The United States is experiencing “an environmental law-making crisis,” said Harvard Law School Professor Richard Lazarus at an environmental sustainability event held at Harvard in December.

The event, “Harvard Thinks Green,” co-hosted by Harvard Thinks Big, the Office for Sustainability and the Center for the Environment at Harvard University, featured a discussion forum based on the popular TEDTalks. Lazarus and five Harvard professors from a variety of disciplines, ranging from science and medicine to politics, law and urban planning, offered their perspective on ways to combat the global warming crisis.

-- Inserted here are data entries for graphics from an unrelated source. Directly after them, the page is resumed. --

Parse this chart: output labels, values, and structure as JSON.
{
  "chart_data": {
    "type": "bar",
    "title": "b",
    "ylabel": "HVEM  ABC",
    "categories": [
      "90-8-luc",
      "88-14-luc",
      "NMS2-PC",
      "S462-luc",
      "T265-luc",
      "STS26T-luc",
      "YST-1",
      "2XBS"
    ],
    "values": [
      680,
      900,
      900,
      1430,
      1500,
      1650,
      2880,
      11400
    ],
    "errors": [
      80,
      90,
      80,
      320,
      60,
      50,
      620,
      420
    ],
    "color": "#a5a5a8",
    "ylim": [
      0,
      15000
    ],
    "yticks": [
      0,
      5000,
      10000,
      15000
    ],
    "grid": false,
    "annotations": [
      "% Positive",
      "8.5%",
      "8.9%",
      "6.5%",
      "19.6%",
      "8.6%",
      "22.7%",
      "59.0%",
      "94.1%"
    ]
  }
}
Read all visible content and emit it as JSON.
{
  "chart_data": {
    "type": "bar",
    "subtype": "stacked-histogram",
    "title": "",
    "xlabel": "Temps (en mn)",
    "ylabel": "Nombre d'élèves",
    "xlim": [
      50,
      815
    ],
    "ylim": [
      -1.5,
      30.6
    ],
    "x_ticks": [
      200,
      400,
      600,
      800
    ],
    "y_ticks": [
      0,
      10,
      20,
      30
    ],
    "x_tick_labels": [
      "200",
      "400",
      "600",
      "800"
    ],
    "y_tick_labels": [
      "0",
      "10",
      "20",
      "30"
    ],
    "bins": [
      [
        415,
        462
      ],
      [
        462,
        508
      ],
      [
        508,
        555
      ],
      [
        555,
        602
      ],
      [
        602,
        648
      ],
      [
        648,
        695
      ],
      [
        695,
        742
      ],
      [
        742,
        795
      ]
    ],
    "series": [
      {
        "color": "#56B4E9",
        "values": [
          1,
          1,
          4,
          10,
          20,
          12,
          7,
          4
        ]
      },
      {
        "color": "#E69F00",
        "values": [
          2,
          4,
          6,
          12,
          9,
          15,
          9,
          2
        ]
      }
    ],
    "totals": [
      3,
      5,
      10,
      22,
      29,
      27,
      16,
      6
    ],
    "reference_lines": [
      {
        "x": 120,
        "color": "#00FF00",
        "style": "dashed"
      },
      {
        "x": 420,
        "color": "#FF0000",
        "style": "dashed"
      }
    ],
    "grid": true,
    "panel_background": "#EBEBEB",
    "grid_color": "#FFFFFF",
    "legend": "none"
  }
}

In his talk, “Forging a New Pathway to National Climate Change Legislation,” Lazarus said global climate change is the most pressing environmental problem of our time, with potentially catastrophic consequences. One of the nation’s foremost experts on environmental law and a leading practitioner in the U.S. Supreme Court, Lazarus criticized the government’s failure to pass comprehensive legislation to deal with CO2 emissions.

He offered ways to change the law-making process and he urged students, as the future generation of leaders, to innovate within the private sector. “We need business leaders who believe in global climate change,” said Lazarus, “real profits can be made by being green.”

Read news accounts of the event published in the Harvard Gazette and the Harvard Crimson.

Other Harvard participants were: James McCarthy, Alexander Agassiz Professor of Biological Oceanography at Harvard University; Harvard Business School Professor Robert Kaplan; Associate Professor of Architectural Technology at the Harvard Graduate School of Design Christoph Reinhart, who works in the field of sustainable building design and environmental modeling; Harvard Business School Professor Rebecca Henderson, whose work explores how organizations respond to large-scale technological shifts, most recently in regard to energy and the environment; and Nobel laureate Eric Chivian, director of the Center for Health & the Global Environment and an assistant clinical professor of psychiatry at Harvard Medical School.

Lazarus joined the HLS faculty as the Howard and Katherine Aibel Professor of Law last April. He has represented the United States, state and local governments, and environmental groups in the United States Supreme Court in 40 cases and has presented oral argument in 13 of those cases. He served as the executive director of the BP Deepwater Horizon Oil Spill and offshore Drilling Commission, charged by President Obama with identifying the root causes of the 2010 Gulf oil spill and developing options for preventing future spills.

Prior to joining the Harvard law faculty, Lazarus was the Justice William J. Brennan, Jr., Professor of Law at Georgetown University, where he also founded the Supreme Court Institute, which provides practice arguments for counsel in more than 90 percent of the cases heard by the Supreme Court.